I'm not sure what your issue is 30 GB versus 50 GB--theres going to be an improvement in picture. I can't see how you can dispute this.
I'm not sure what your issue is 30 GB versus 50 GB--theres going to be an improvement in picture. I can't see how you can dispute this.
I'm not disputing it - I'm just questioning the practicality of it. Again, if the difference were that noticeable, don'tcha think think BR would ask or pay for a newer encode? How much trouble do you really think that is? Don't you think that would be an important enough benefit for Blu-Ray to show off?
Think about it - while in competition with HD-DVD, what you are getting from BR is the same encode/quality with a more expensive player ! WHAT A BARGAIN! What, then, is the value of Blu-Ray? Even the list given by dumb_kid doesn't break 40Gbs. I'm wondering how many of those discs are breaking 30Gnbs due to extra features such as extra commentaries (which would benefit from a higher bitrate) or extra material.
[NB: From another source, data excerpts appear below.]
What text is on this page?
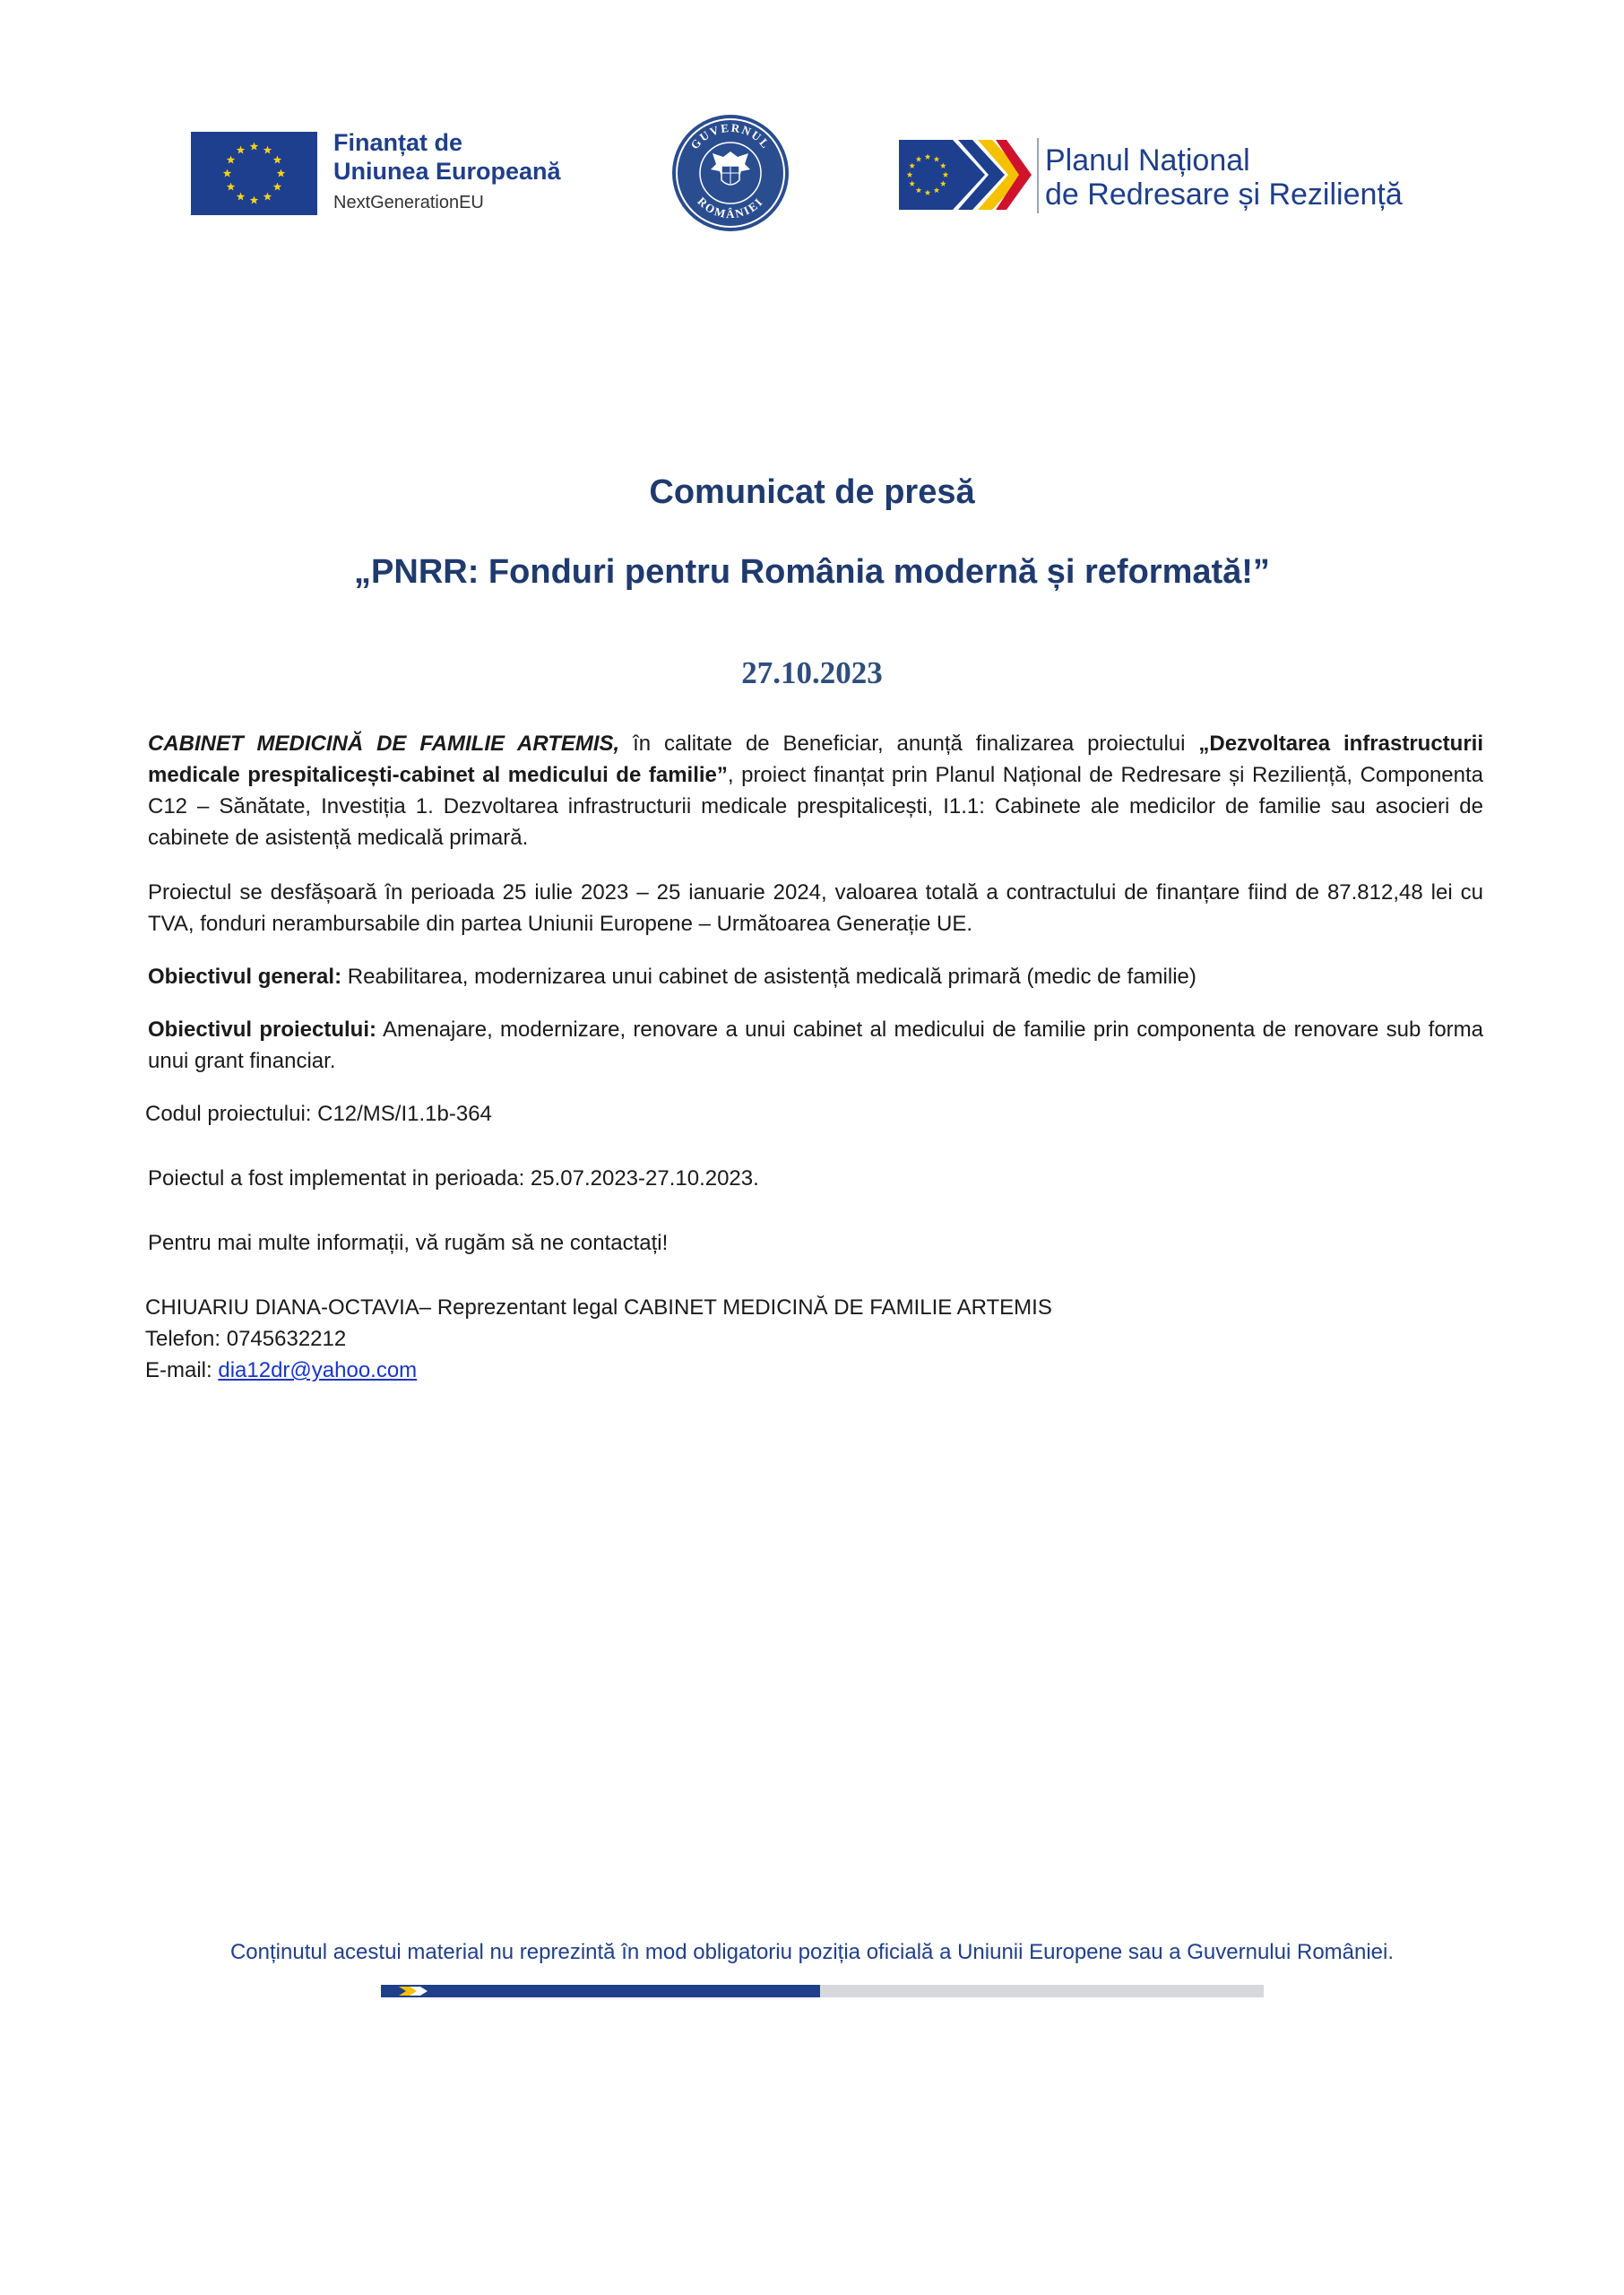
Finanțat de
Uniunea Europeană
NextGenerationEU
GUVERNUL
ROMÂNIEI
Planul Național
de Redresare și Reziliență
Comunicat de presă
„PNRR: Fonduri pentru România modernă și reformată!”
27.10.2023
CABINET MEDICINĂ DE FAMILIE ARTEMIS, în calitate de Beneficiar, anunță finalizarea proiectului „Dezvoltarea infrastructurii medicale prespitalicești-cabinet al medicului de familie”, proiect finanțat prin Planul Național de Redresare și Reziliență, Componenta C12 – Sănătate, Investiția 1. Dezvoltarea infrastructurii medicale prespitalicești, I1.1: Cabinete ale medicilor de familie sau asocieri de cabinete de asistență medicală primară.
Proiectul se desfășoară în perioada 25 iulie 2023 – 25 ianuarie 2024, valoarea totală a contractului de finanțare fiind de 87.812,48 lei cu TVA, fonduri nerambursabile din partea Uniunii Europene – Următoarea Generație UE.
Obiectivul general: Reabilitarea, modernizarea unui cabinet de asistență medicală primară (medic de familie)
Obiectivul proiectului: Amenajare, modernizare, renovare a unui cabinet al medicului de familie prin componenta de renovare sub forma unui grant financiar.
Codul proiectului: C12/MS/I1.1b-364
Poiectul a fost implementat in perioada: 25.07.2023-27.10.2023.
Pentru mai multe informații, vă rugăm să ne contactați!
CHIUARIU DIANA-OCTAVIA– Reprezentant legal CABINET MEDICINĂ DE FAMILIE ARTEMIS
Telefon: 0745632212
E-mail: dia12dr@yahoo.com
Conținutul acestui material nu reprezintă în mod obligatoriu poziția oficială a Uniunii Europene sau a Guvernului României.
That being said, I'm all for the extra material, but I don't think you are going to see video encodes with higher bitrates when HD-DVD is gone. There's no point at that point.
It's all about diminishing returns. It's one thing to say BR has more storage capacity and a higher bitrate, but until these are shown to provide a significant improvement over HD-DVD, then you are simply paying a premium BR price for something you could get cheaper with HD-DVD.
This isn't a fan-boy plea for HD-DVD as a product, or even as a technology - I'm just pointing out that BR isn't making much of an issue about this with competition, so what makes you think things are going to be much different without competition. Do you think the costs of BR players would have dropped so quickly without HD-DVD as a competition format?
Not to mention the fact that, with HD-DVD out of the picture, BR is more likely to start using region-coding and BD+, which have been part of the spec from day one, and yet gone curiously unused up until now.